If this procedure were to be done under general anaesthesia, it would require hospitalisation, which is both expensive and time-consuming. If done without sedation, the procedure would have required many sessions, as a person who is awake cannot keep his mouth open for the long time it takes for flap surgery to be performed on both the jaws. Sleep dentistry is how Rajagopal had multiple dental procedures done on him at one go — two root canals and the extraction of his wisdom tooth.
So then, can anybody who is short of time or anxious about dental treatment opt for sedative dentistry? Not really. It is case specific, and the decision has to be arrived at by the dentist and the anaesthesiologist after evaluation of the patient. But generally, it can be a boon for people with acute anxiety, cardiac problems, blood pressure, diabetes, bronchial asthma or cerebral palsy. Dr. Elavazhagan explains, “The stress brought on by dread of a procedure can trigger an epileptic attack in those who have epilepsy, and raise blood sugar levels in some diabetic persons. In a cardiac patient, this stress can increase the heart rate and blood pressure which, in turn, can worsen myocardial ischemia.

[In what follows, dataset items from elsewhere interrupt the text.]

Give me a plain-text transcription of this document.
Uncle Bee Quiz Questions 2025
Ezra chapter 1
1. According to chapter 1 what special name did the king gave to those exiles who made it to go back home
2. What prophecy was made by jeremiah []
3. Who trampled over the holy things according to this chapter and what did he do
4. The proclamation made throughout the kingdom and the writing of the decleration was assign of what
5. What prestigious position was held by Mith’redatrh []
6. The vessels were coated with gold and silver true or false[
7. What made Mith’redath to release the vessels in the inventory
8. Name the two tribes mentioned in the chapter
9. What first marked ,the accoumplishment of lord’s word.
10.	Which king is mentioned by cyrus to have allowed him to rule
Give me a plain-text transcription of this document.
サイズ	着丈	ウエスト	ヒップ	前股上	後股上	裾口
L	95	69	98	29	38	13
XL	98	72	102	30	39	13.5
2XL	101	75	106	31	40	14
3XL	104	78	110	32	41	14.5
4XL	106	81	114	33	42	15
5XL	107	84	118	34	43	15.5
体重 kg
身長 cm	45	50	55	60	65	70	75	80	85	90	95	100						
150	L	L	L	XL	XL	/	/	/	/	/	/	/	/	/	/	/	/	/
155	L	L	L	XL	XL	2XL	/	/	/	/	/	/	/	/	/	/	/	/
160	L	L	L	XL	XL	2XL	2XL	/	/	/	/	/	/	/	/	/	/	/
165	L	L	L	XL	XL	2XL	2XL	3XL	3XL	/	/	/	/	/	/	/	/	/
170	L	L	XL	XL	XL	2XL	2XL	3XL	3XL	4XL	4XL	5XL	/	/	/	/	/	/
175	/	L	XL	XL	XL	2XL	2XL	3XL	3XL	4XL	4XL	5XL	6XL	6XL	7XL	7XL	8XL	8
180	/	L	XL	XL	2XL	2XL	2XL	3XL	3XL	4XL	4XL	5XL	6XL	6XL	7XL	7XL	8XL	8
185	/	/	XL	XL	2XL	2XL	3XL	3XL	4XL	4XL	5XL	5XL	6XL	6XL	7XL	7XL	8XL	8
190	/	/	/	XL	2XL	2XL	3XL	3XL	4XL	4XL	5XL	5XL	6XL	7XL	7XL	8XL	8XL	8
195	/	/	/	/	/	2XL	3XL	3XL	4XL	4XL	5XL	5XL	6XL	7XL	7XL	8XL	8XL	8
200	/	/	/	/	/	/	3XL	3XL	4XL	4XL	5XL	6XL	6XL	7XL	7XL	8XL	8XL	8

It can precipitate asthma in a patient with a history of the disease. Meanwhile, a person with cerebral palsy will have uncontrolled movements that could make the dental procedure very difficult without sedation.”
In the case of children, inhalational/intravenous sedation is not popular because all children cannot be treated effectively under sedation and because they show varied behavioural response to sedation. Likewise, sleep dentistry cannot be employed on people who are mentally challenged and who may not be very co-operative. General anaesthesia is a better option for them. “If it is indicated, sleep dentistry can be a good solution. As with all technology, however, it should be judiciously employed,” says Dr. M. B. Aswath Narayanan, Professor and Head, Public Health Dentistry, Government Dental College and Hospital, Chennai.
Leave it to the experts
Sometimes, a paradoxical situation could emerge, as some individuals are stimulated by sedation. Since control and evaluation of the sedation levels is tricky, it must be done only by someone who is trained and can expertly monitor pulse, blood pressure, etc., and rescue the person in case there is an emergency that’s a result of sedation. As with general anaesthesia, mistakes can be fatal. Meanwhile, intravenous sedation is the mode considered best for sleep dentistry.
“There is lack of awareness about sleep dentistry. But with proper evaluation and if executed by trained anaesthesiologists, it is perfectly safe,” says orthodontist and dental surgeon Prof. Dr. S. Venkateswaran, who performs sleep dentistry.
The American Dental Association has established very clear guidelines for sedative dentistry:
* During sleep dentistry, the patient is in a sleep like state and doesn’t perceive the procedure, but is conscious enough to respond to instructions.
* It enables time-consuming/multiple dental procedures in a single session.
* It is a good option for people with acute anxiety, cardiac problems, blood pressure, diabetes, bronchial asthma, cerebral palsy, etc.
* Sleep dentistry is an individual-specific option, opted for as per the dentist and the anaesthesiologist’s evaluation of the individual.